Maybe they were recruited with a line like, “Oh, don’t worry about fundraising. I hate it myself. And besides the E.D. and the staff take care of all that.” Who knows? But at the end of the day, the board must OWN the obligation. They can’t feel coerced, nor can they feel that the policy is necessary to ‘police’ their board obligations. If that’s how they feel, you’re not going to win your case.
2. A Terrific Partner (E.D. or Board Chair)
Yes, my friends, I’m taking out my twin-engine jet metaphor. The E.D. and the Board Chair must be in this together. The board chair must be a champion for this new policy. If not, get busy building a strong leadership pipeline. While I have seen a give and get policy pass with a weak board chair, I have never seen it enforced under the leadership of one.
It is the board chair’s job to take the lead in educating your board so that she can be a champion for this. A board conversation using 5 Reasons Your Board Would Benefit From A Give and Get Policy would be an excellent place to start. Send the post out ahead and set a time on the agenda for a real conversation.
3. A Most Excellent Board Development Committee
Read this (What Makes a Great Fundraising Committee) and then come back.
A most excellent board development committee understands its role as peer cheerleaders who are engaged in building the board’s fundraising muscle and introducing some peer accountability to the process. They take the total goal (give/get x # of board members) and track progress against the goal. Celebrating successes, pushing for skills building – whatever it takes to set the group up for success.
P.S. No public shaming Best to keep the individual results out of the hands of the whole group and address those 1:1. Wouldn’t it be fantastic if you had a development committee like this? And if you did, they would only be successful with a stated obligation for each board member and an aggregate target.
HOW TO MAKE THE GIVE AND GET POLICY A REALITY
Want to formalize a board give and get policy?
First, you have to educate folks on what the policy is and what it is not. Why is it important? How will the policy introduce a certain kind of accountability that will help board members prioritize their volunteer time?
A give and get policy will increase board members’ effectiveness as ambassadors and present each board member with a benchmark for success.
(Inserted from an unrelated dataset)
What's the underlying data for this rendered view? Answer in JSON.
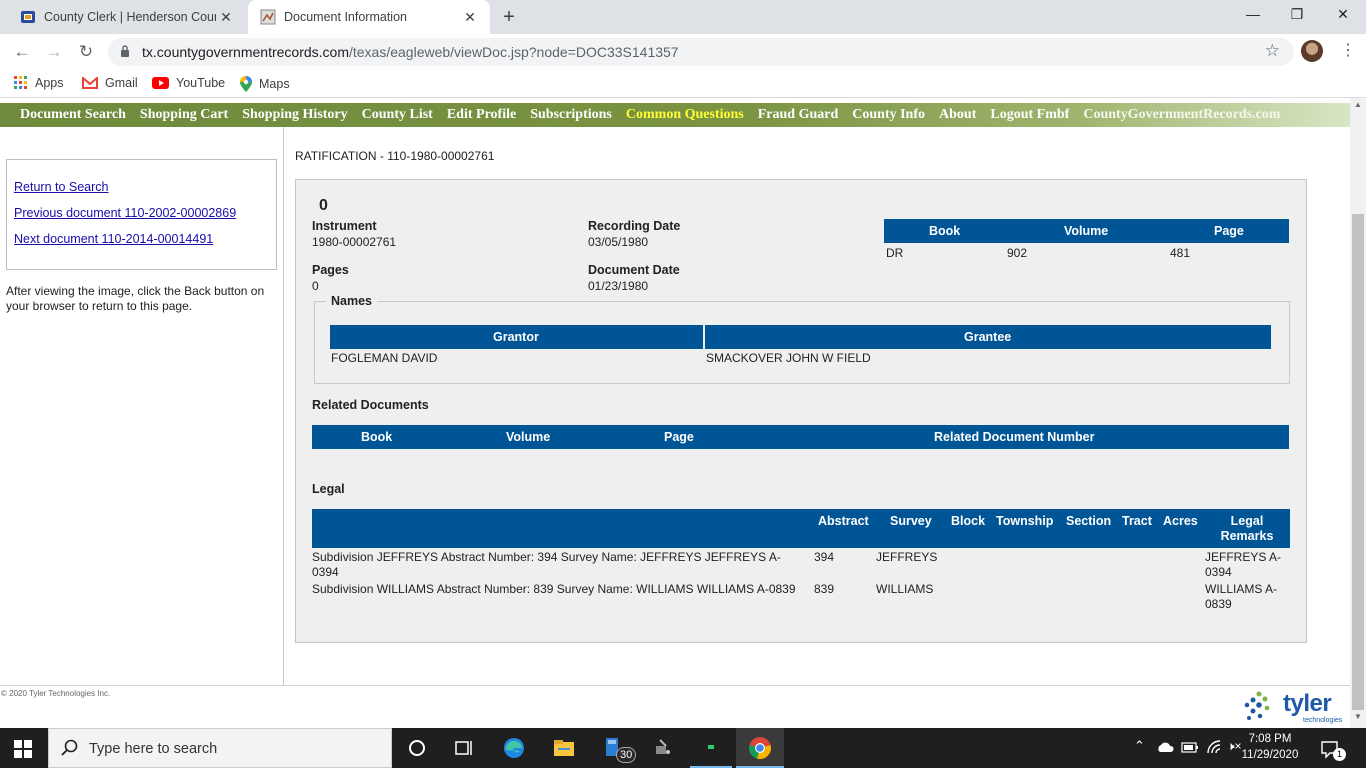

To make the policy a reality will require finesse, lobbying, and a few serious champions on your board (especially your chair). It will also demand a re-boot of your development committee that understands its role as the champions/advocates/cattle prods for board fundraising.
Plant these important seeds and you’ll begin to change the board’s perception of this kind of policy. Without these your chance of success are slim.
ONE MORE THING
Take the time to get it right. Don’t rush. I’ve never made a souffle in my life but I do know that if you open the oven door too quickly, it’s all over. The beautiful rising souffle is no longer beautiful nor rising. And you can’t fix it.
The same is true for this vote. You need to do some serious education. You need champions. You need strong leadership. Push for a vote without them and it may be a good long while before you get another at bat.
And if you’re not ready, focus on your maximum points of leverage, board recruitment. Work on your pipeline and interview process and build a new kind of development committee that drives board fundraising.
And when the time is right and you have the right folks on the bus, you won’t need to nag. The board will be ready.